With only nine percent of Europeans owning Bitcoin and just 16 percent indicating that they expect to buy any Bitcoin in the future, a survey on the use and future impact of cryptocurrencies by ING has revealed deep divisions on digital assets across the continent.
According to a press release on Thursday by the Dutch financial group, their research showed that a digitally savvy 35-year-old professional Turkish man is far more likely to own or use a digital currency like Bitcoin than a Belgian woman of 65.
The study showed that those who do buy into the cryptocurrency trend tended to be male, in the younger age bracket – between 25 and 44 – and from a country with a lower per-capita income such as Turkey or Romania
With 15,000 questioned across 15 countries in Europe, in addition to the US and Australia, the ING International Survey looked at attitudes towards mobile banking in addition to cryptocurrencies and one clear trend was that awareness of cryptocurrencies was highest among those who already use mobile banking.

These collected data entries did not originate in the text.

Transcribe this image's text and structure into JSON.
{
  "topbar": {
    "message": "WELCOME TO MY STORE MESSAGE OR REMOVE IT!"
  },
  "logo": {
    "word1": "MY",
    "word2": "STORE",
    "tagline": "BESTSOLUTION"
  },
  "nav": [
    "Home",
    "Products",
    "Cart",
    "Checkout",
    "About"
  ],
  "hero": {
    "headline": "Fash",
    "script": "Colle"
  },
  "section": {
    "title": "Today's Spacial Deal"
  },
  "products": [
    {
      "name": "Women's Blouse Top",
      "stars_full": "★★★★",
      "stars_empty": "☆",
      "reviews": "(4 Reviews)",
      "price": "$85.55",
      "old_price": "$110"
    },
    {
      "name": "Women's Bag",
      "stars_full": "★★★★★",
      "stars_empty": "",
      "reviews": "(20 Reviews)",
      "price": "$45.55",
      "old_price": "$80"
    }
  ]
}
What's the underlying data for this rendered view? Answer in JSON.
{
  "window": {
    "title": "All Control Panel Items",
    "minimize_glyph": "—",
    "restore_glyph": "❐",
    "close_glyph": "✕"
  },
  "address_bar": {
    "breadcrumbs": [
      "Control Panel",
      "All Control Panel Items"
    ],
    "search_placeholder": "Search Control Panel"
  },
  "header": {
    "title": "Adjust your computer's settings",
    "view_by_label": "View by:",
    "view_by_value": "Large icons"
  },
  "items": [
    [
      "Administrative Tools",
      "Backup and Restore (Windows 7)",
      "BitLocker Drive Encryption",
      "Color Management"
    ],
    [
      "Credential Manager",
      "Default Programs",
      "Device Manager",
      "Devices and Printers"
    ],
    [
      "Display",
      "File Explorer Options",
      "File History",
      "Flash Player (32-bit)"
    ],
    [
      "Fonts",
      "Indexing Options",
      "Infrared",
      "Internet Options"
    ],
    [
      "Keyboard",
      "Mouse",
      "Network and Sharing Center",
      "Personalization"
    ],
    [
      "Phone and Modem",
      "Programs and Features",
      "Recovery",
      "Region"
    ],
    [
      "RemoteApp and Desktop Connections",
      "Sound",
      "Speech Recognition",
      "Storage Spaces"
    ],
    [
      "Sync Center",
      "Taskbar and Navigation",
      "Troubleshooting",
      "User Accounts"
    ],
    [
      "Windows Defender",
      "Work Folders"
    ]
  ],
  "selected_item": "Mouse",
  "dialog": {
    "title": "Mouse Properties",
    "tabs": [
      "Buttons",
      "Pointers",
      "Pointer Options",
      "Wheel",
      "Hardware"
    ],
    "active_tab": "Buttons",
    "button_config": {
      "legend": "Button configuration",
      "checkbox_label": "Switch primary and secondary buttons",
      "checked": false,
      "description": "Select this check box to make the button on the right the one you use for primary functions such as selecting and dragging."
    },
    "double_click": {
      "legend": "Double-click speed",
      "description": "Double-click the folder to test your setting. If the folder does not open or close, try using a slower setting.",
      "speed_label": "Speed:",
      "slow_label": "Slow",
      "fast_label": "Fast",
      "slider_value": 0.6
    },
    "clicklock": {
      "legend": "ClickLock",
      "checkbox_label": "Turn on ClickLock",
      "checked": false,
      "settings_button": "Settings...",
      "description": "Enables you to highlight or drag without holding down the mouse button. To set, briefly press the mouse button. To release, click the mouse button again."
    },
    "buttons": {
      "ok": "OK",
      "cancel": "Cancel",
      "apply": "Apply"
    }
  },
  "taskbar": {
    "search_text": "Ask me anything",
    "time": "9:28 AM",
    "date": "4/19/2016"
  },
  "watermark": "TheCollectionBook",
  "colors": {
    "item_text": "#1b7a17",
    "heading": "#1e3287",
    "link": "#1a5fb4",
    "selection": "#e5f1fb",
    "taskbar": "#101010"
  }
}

There were also significant variations from country to country. While 79 percent of Austrians had heard of Bitcoin, only 38 percent of Belgians could say the same. Men were much more familiar with it than women, with 77 percent awareness compared to 55 percent in women.
Age, however, was not as much of a differentiating factor as might be expected. Some 60 percent of people over 65 said they were familiar with Bitcoin compared with 69 percent of those aged 25-44.
While the media has played a role in building the hype around Bitcoin, according to the survey, most people see cryptocurrencies as too risky to invest in. One in three Europeans said they would never do so, with 46 percent rating cryptocurrencies as riskier than the equity market. There also remains a perception that digital currencies are difficult to understand and require expert financial advice.
Despite the growing popularity of cash-free transactions, the survey showed that only a minority would consider using a digital currency to pay for their coffee (23 percent), electricity bill (21 percent) or save for their children’s university fees (20 percent). Even fewer said they would want their salary to be paid in Bitcoins, however, one in three said they would consider using Bitcoins to pay for items purchased online from another country.